I decided to post Canto XXII in addition to the four cantos I have already posted, because Canto XXI and Canto XXII are really a pair, and they ought to go together.
Inferno: Canto XXII
Both cantos take place in the fifth pouch of the eighth circle of Hell, where barratry (political corruption) is punished. Dante's native city of Florence was a hotbed of political corruption around 1300 AD, including the politicians who unjustly exiled the poet. The sinners here are submerged in boiling tar, and in many ways they are meant to reflect the situation in which living corrupt politicians find themselves, just as the sticky tar represents the state of a corrupt government.

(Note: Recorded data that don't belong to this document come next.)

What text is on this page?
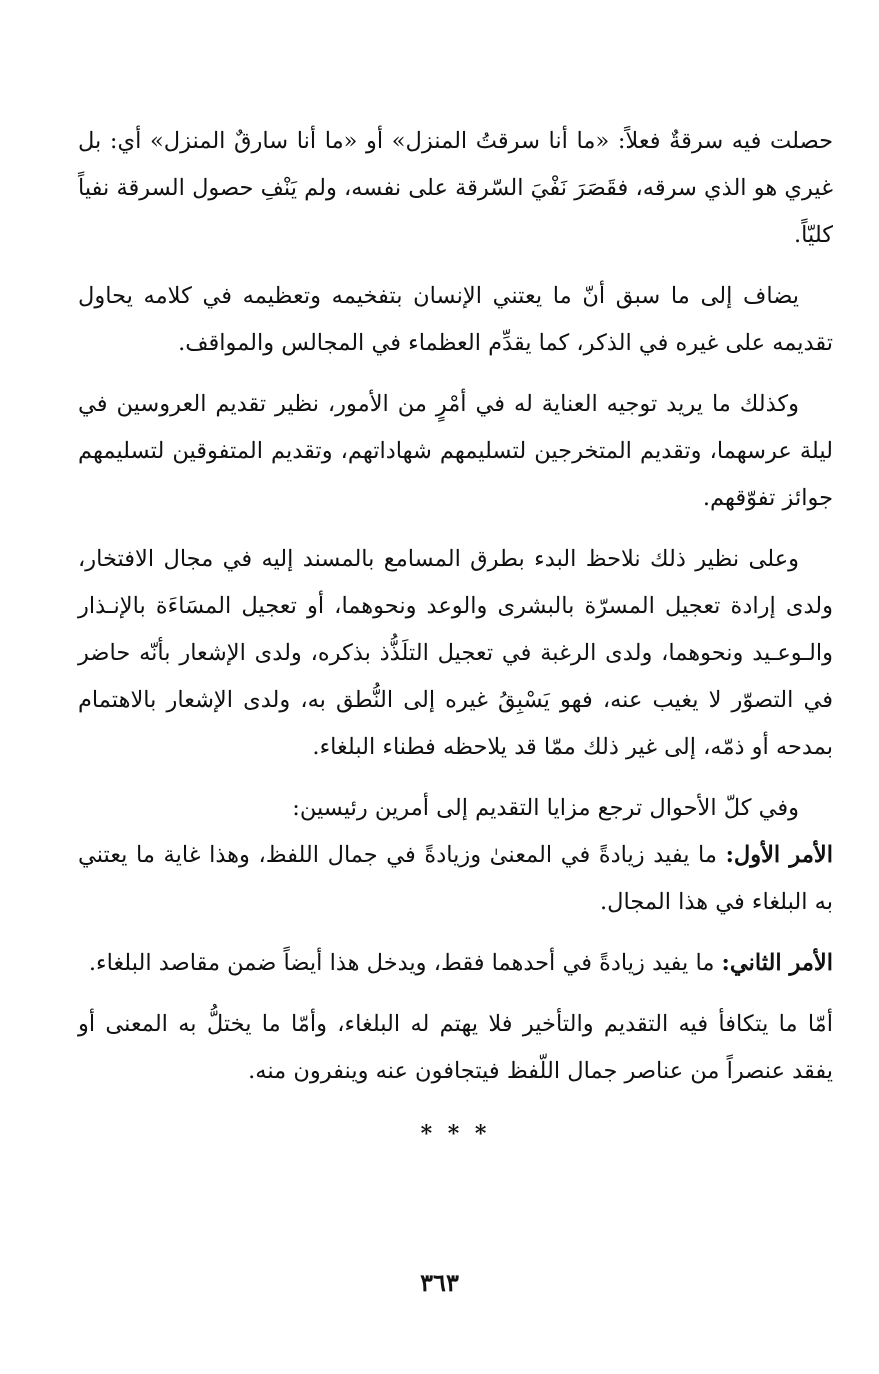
حصلت فيه سرقةٌ فعلاً: «ما أنا سرقتُ المنزل» أو «ما أنا سارقٌ المنزل» أي: بل غيري هو الذي سرقه، فقَصَرَ نَفْيَ السّرقة على نفسه، ولم يَنْفِ حصول السرقة نفياً كليّاً.

يضاف إلى ما سبق أنّ ما يعتني الإنسان بتفخيمه وتعظيمه في كلامه يحاول تقديمه على غيره في الذكر، كما يقدِّم العظماء في المجالس والمواقف.

وكذلك ما يريد توجيه العناية له في أمْرٍ من الأمور، نظير تقديم العروسين في ليلة عرسهما، وتقديم المتخرجين لتسليمهم شهاداتهم، وتقديم المتفوقين لتسليمهم جوائز تفوّقهم.

وعلى نظير ذلك نلاحظ البدء بطرق المسامع بالمسند إليه في مجال الافتخار، ولدى إرادة تعجيل المسرّة بالبشرى والوعد ونحوهما، أو تعجيل المسَاءَة بالإنـذار والـوعـيد ونحوهما، ولدى الرغبة في تعجيل التلَذُّذ بذكره، ولدى الإشعار بأنّه حاضر في التصوّر لا يغيب عنه، فهو يَسْبِقُ غيره إلى النُّطق به، ولدى الإشعار بالاهتمام بمدحه أو ذمّه، إلى غير ذلك ممّا قد يلاحظه فطناء البلغاء.

وفي كلّ الأحوال ترجع مزايا التقديم إلى أمرين رئيسين:

الأمر الأول: ما يفيد زيادةً في المعنىٰ وزيادةً في جمال اللفظ، وهذا غاية ما يعتني به البلغاء في هذا المجال.

الأمر الثاني: ما يفيد زيادةً في أحدهما فقط، ويدخل هذا أيضاً ضمن مقاصد البلغاء.

أمّا ما يتكافأ فيه التقديم والتأخير فلا يهتم له البلغاء، وأمّا ما يختلُّ به المعنى أو يفقد عنصراً من عناصر جمال اللّفظ فيتجافون عنه وينفرون منه.

* * *
٣٦٣
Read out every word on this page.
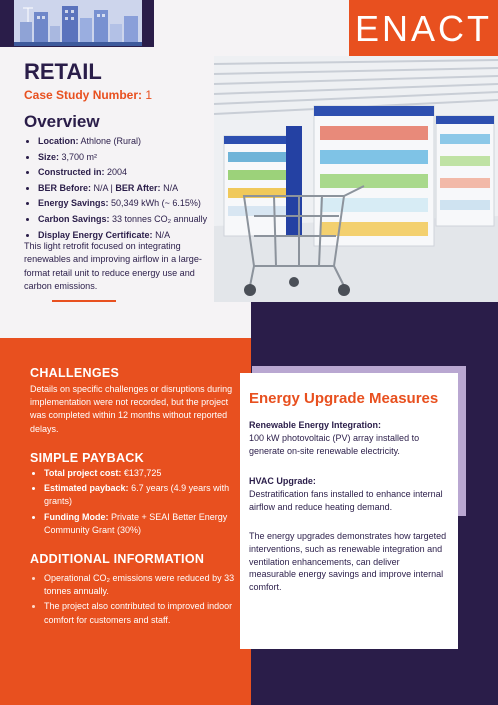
ENACT
RETAIL
Case Study Number: 1
Overview
• Location: Athlone (Rural)
• Size: 3,700 m²
• Constructed in: 2004
• BER Before: N/A | BER After: N/A
• Energy Savings: 50,349 kWh (~ 6.15%)
• Carbon Savings: 33 tonnes CO₂ annually
• Display Energy Certificate: N/A
This light retrofit focused on integrating renewables and improving airflow in a large-format retail unit to reduce energy use and carbon emissions.
CHALLENGES
Details on specific challenges or disruptions during implementation were not recorded, but the project was completed within 12 months without reported delays.
SIMPLE PAYBACK
• Total project cost: €137,725
• Estimated payback: 6.7 years (4.9 years with grants)
• Funding Mode: Private + SEAI Better Energy Community Grant (30%)
ADDITIONAL INFORMATION
• Operational CO₂ emissions were reduced by 33 tonnes annually.
• The project also contributed to improved indoor comfort for customers and staff.
Energy Upgrade Measures
Renewable Energy Integration:
100 kW photovoltaic (PV) array installed to generate on-site renewable electricity.
HVAC Upgrade:
Destratification fans installed to enhance internal airflow and reduce heating demand.
The energy upgrades demonstrates how targeted interventions, such as renewable integration and ventilation enhancements, can deliver measurable energy savings and improve internal comfort.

Both cantos also feature ten black demons, whose general attributes have informed the Western conception of devils for centuries: mischievous parodies of evil humans, complete with wings and pitchforks. The demons are presented to us as the guardians of the fifth pouch, whose role is to patrol the border of the tar pit, looking for sinners trying to escape. But the demons too are rowdy and deceitful, and some of them eventually get caught up in the tar themselves.

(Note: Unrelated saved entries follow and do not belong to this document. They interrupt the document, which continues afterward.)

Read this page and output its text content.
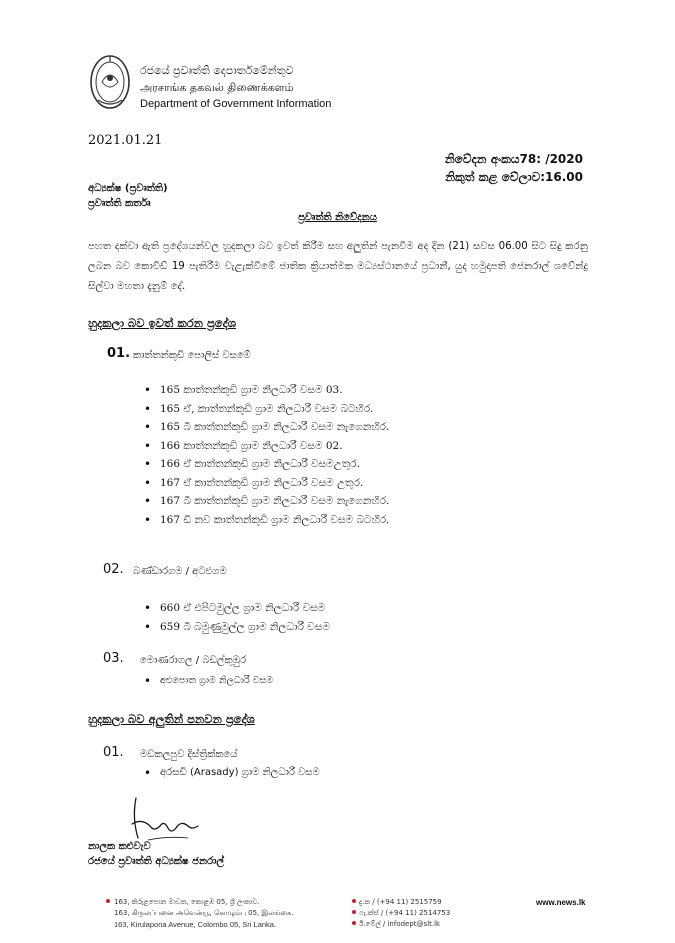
රජයේ ප්‍රවෘත්ති දෙපාර්තමේන්තුව
அரசாங்க தகவல் திணைக்களம்
Department of Government Information
2021.01.21
නිවේදන අංකය78: /2020
නිකුත් කළ වේලාව:16.00
අධ්‍යක්ෂ (ප්‍රවෘත්ති)
ප්‍රවෘත්ති කර්තෘ
ප්‍රවෘත්ති නිවේදනය
පහත දක්වා ඇති ප්‍රදේශයන්වල හුදකලා බව ඉවත් කිරීම සහ අලුතින් පැනවීම අද දින (21) සවස 06.00 සිට සිදු කරනු ලබන බව කොවිඩ් 19 පැතිරීම වැළැක්වීමේ ජාතික ක්‍රියාත්මක මධ්‍යස්ථානයේ ප්‍රධානී, යුද හමුදාපති ජෙනරාල් ශවේන්ද්‍ර සිල්වා මහතා දැනුම් දේ.
හුදකලා බව ඉවත් කරන ප්‍රදේශ
01. කාත්තන්කුඩි පොලිස් වසමේ
• 165 කාත්තන්කුඩි ග්‍රාම නිලධාරී වසම 03.
• 165 ඒ, කාත්තන්කුඩි ග්‍රාම නිලධාරී වසම බටහිර.
• 165 බී කාත්තන්කුඩි ග්‍රාම නිලධාරී වසම නැගෙනහිර.
• 166 කාත්තන්කුඩි ග්‍රාම නිලධාරී වසම 02.
• 166 ඒ කාත්තන්කුඩි ග්‍රාම නිලධාරී වසමඋතුර.
• 167 ඒ කාත්තන්කුඩි ග්‍රාම නිලධාරී වසම උතුර.
• 167 බී කාත්තන්කුඩි ග්‍රාම නිලධාරී වසම නැගෙනහිර.
• 167 ඩී නව කාත්තන්කුඩි ග්‍රාම නිලධාරී වසම බටහිර.
02. බණ්ඩාරගම / අටළුගම
• 660 ඒ එපිටමුල්ල ග්‍රාම නිලධාරී වසම
• 659 බී බමුණුමුල්ල ග්‍රාම නිලධාරී වසම
03. මොණරාගල / බඩල්කුඹුර
• අළුපොත ග්‍රාම නිලධාරී වසම
හුදකලා බව අලුතින් පනවන ප්‍රදේශ
01. මඩකලපුව දිස්ත්‍රික්කයේ
• අරසඩි (Arasady) ග්‍රාම නිලධාරී වසම
නාලක කළුවැව
රජයේ ප්‍රවෘත්ති අධ්‍යක්ෂ ජනරාල්
163, කිරුළපොන මාවත, කොළඹ 05, ශ්‍රී ලංකාව.
163, கிருலப்பனை அவென்யூ, கொழும்பு 05, இலங்கை.
163, Kirulapona Avenue, Colombo 05, Sri Lanka.
දු.ක / (+94 11) 2515759
ෆැ.ක්ස් / (+94 11) 2514753
ඊ.මේල් / infodept@slt.lk
www.news.lk
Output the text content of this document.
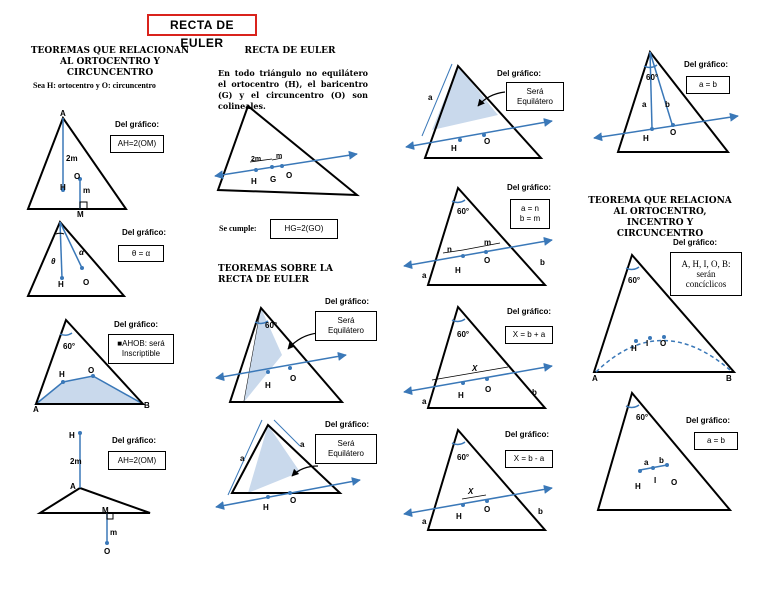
RECTA DE EULER
TEOREMAS QUE RELACIONAN AL ORTOCENTRO Y CIRCUNCENTRO
Sea H: ortocentro y O: circuncentro
Del gráfico:
AH=2(OM)
A
2m
H
O
m
M
Del gráfico:
θ = α
θ
α
H O
Del gráfico:
■AHOB: será Inscriptible
60°
H	O
A	B
Del gráfico:
AH=2(OM)
H
2m
A
M
m
O
RECTA DE EULER
En todo triángulo no equilátero el ortocentro (H), el baricentro (G) y el circuncentro (O) son colineales.
2m m
H G O
Se cumple:	HG=2(GO)
TEOREMAS SOBRE LA RECTA DE EULER
Del gráfico:
Será Equilátero
60°
H
O
Del gráfico:
Será Equilátero
a
a
H
O
Del gráfico:
Será Equilátero
a
H
O
Del gráfico:
a = n
b = m
60°
n
m
a
b
H
O
Del gráfico:
X = b + a
60°
X
a
b
H
O
Del gráfico:
X = b - a
60°
X
a
b
H
O
Del gráfico:
a = b
60°
a b
H
O
TEOREMA QUE RELACIONA AL ORTOCENTRO, INCENTRO Y CIRCUNCENTRO
Del gráfico:
A, H, I, O, B: serán concíclicos
60°
H
I O
A	B
Del gráfico:
a = b
60°
a b
H
I O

Thus the two cantos are Dante's parody of a corrupt government, which enmeshes the authorities and the governed alike. Corruption touches us all, for it mucks up the very gears which drive society, government and industry. A lot more can be said about these cantos, but I will only add that the cantos have a lot to say in turn about our present society. Dante's Florence was torn apart by the feuding of rival political factions; and an honest citizen had little to choose from, because both sides were corrupt and bitterly partisan.

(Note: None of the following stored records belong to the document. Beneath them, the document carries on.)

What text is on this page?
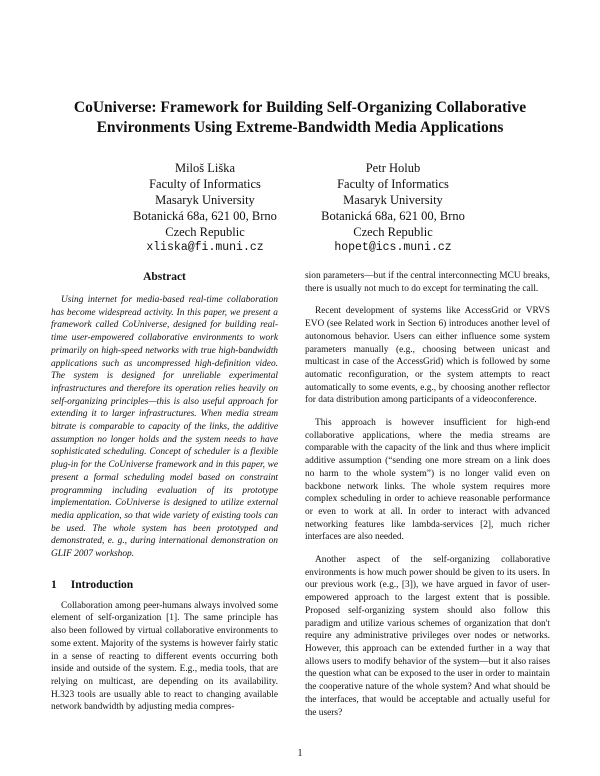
CoUniverse: Framework for Building Self-Organizing Collaborative
Environments Using Extreme-Bandwidth Media Applications
Miloš Liška
Faculty of Informatics
Masaryk University
Botanická 68a, 621 00, Brno
Czech Republic
xliska@fi.muni.cz
Petr Holub
Faculty of Informatics
Masaryk University
Botanická 68a, 621 00, Brno
Czech Republic
hopet@ics.muni.cz
Abstract

Using internet for media-based real-time collaboration has become widespread activity. In this paper, we present a framework called CoUniverse, designed for building real-time user-empowered collaborative environments to work primarily on high-speed networks with true high-bandwidth applications such as uncompressed high-definition video. The system is designed for unreliable experimental infrastructures and therefore its operation relies heavily on self-organizing principles—this is also useful approach for extending it to larger infrastructures. When media stream bitrate is comparable to capacity of the links, the additive assumption no longer holds and the system needs to have sophisticated scheduling. Concept of scheduler is a flexible plug-in for the CoUniverse framework and in this paper, we present a formal scheduling model based on constraint programming including evaluation of its prototype implementation. CoUniverse is designed to utilize external media application, so that wide variety of existing tools can be used. The whole system has been prototyped and demonstrated, e. g., during international demonstration on GLIF 2007 workshop.

1 Introduction

Collaboration among peer-humans always involved some element of self-organization [1]. The same principle has also been followed by virtual collaborative environments to some extent. Majority of the systems is however fairly static in a sense of reacting to different events occurring both inside and outside of the system. E.g., media tools, that are relying on multicast, are depending on its availability. H.323 tools are usually able to react to changing available network bandwidth by adjusting media compres-

sion parameters—but if the central interconnecting MCU breaks, there is usually not much to do except for terminating the call.

Recent development of systems like AccessGrid or VRVS EVO (see Related work in Section 6) introduces another level of autonomous behavior. Users can either influence some system parameters manually (e.g., choosing between unicast and multicast in case of the AccessGrid) which is followed by some automatic reconfiguration, or the system attempts to react automatically to some events, e.g., by choosing another reflector for data distribution among participants of a videoconference.

This approach is however insufficient for high-end collaborative applications, where the media streams are comparable with the capacity of the link and thus where implicit additive assumption (“sending one more stream on a link does no harm to the whole system”) is no longer valid even on backbone network links. The whole system requires more complex scheduling in order to achieve reasonable performance or even to work at all. In order to interact with advanced networking features like lambda-services [2], much richer interfaces are also needed.

Another aspect of the self-organizing collaborative environments is how much power should be given to its users. In our previous work (e.g., [3]), we have argued in favor of user-empowered approach to the largest extent that is possible. Proposed self-organizing system should also follow this paradigm and utilize various schemes of organization that don't require any administrative privileges over nodes or networks. However, this approach can be extended further in a way that allows users to modify behavior of the system—but it also raises the question what can be exposed to the user in order to maintain the cooperative nature of the whole system? And what should be the interfaces, that would be acceptable and actually useful for the users?

1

Although both parties held opposing opinions about important matters of state, neither side realized that the peaceful coexistence of opposing views should be more important than this or that view in itself. It is amazing how relevant the politics of late thirteenth century Florence are to the politics of the United States in the twenty-first century. Our politicians could learn a thing or two from Dante (who was a politician himself, before he was exiled by his opponents). I hope you all enjoy the new canto.